Para explicar melhor esse aspecto do jogo, volto a uma comparação com a realidade: por que, afinal, existem conflitos no mundo? Uma boa simplificação é: escassez de recursos. Então, se eu estou invadindo o seu território, não é porque eu quero atrapalhar você num jogo absurdo. É porque interessa a mim e a meu povo um recurso que só você tem. Talvez até a gente consiga entrar em um acordo pacífico para compartilhá-lo. Se isso não ocorrer, teremos as armas.

Meu interesse, portanto, é criar um jogo com conflitos internamente motivados. Eu não vou fazer nada para “bloquear” você só para você não ganhar. Não preciso fazer isso para que eu próprio ganhe.

Um fator positivo desse sistema é que ele trará boas oportunidades de trocas. Nos jogos em geral, se você me oferece uma madeira em troca de uma pedra, é possível que eu rejeite a troca mesmo que ela seja boa para mim, porque talvez eu a calcule como ainda melhor pra você.
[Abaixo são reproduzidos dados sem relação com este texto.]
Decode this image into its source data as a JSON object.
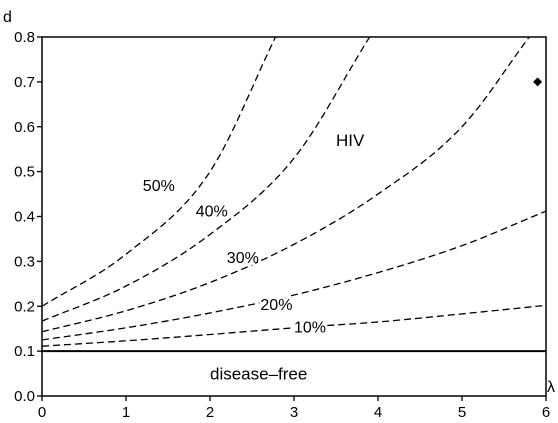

Neste jogo, há mais espaço para trocas generosas e menos valor em atitudes mesquinhas.

Nas respostas da pesquisa, felizmente apenas 17% das pessoas responderam “Acho ruim. Vamos desempatar isso nem que seja no par ou ímpar”. E mesmo essas pessoas podem talvez reconsiderar a opinião caso vejam como o jogo realmente funcionará.

Deixe aqui o seu pitaco! Preciso da sua ajuda!

E até a próxima terça!

6 respostas
  1. Alessandro
    Alessandro says:

    Conceito super interessante, Paulo!!
    Eu não respondi à pesquisa, mas adorei a idéia. O conceito de “conflitos internamente motivados”, e a possibilidade de “mais espaço para trocas generosas” fazem todo o sentido, especialmente em um jogo de civilização. (Eu já deixei de fazer várias trocas em jogos para não ajudar muito o oponente…)
    Essa idéia de um jogo não cooperativo ter mais de um vencedor é inédita? Nunca tinha pensado nisso, mas agora estou com vontade de ter um jogo assim! Sucesso!

    Responder
    • Paulo Santoro
      Paulo Santoro says:

      Obrigado, Alessandro! Eu pesquisei bastante e não encontrei nada exatamente assim. Mas não pretendo morrer abraçado com a novidade: vamos ver o que acontece ao longo dos testes. Fico contando com seus comentários e sugestões nas próximas postagens! Abraço!

      Responder
  2. MARIA DO CARMO ZANINI
    MARIA DO CARMO ZANINI says:

    Eu sou daquelas que preferem jogos nos quais não sou obrigada a bater de frente com os interesses de outro jogador. (É, eu sei. Sou esquisita.) Mas gosto muito de non zero-sum games. Não me importo de dividir os louros da vitória.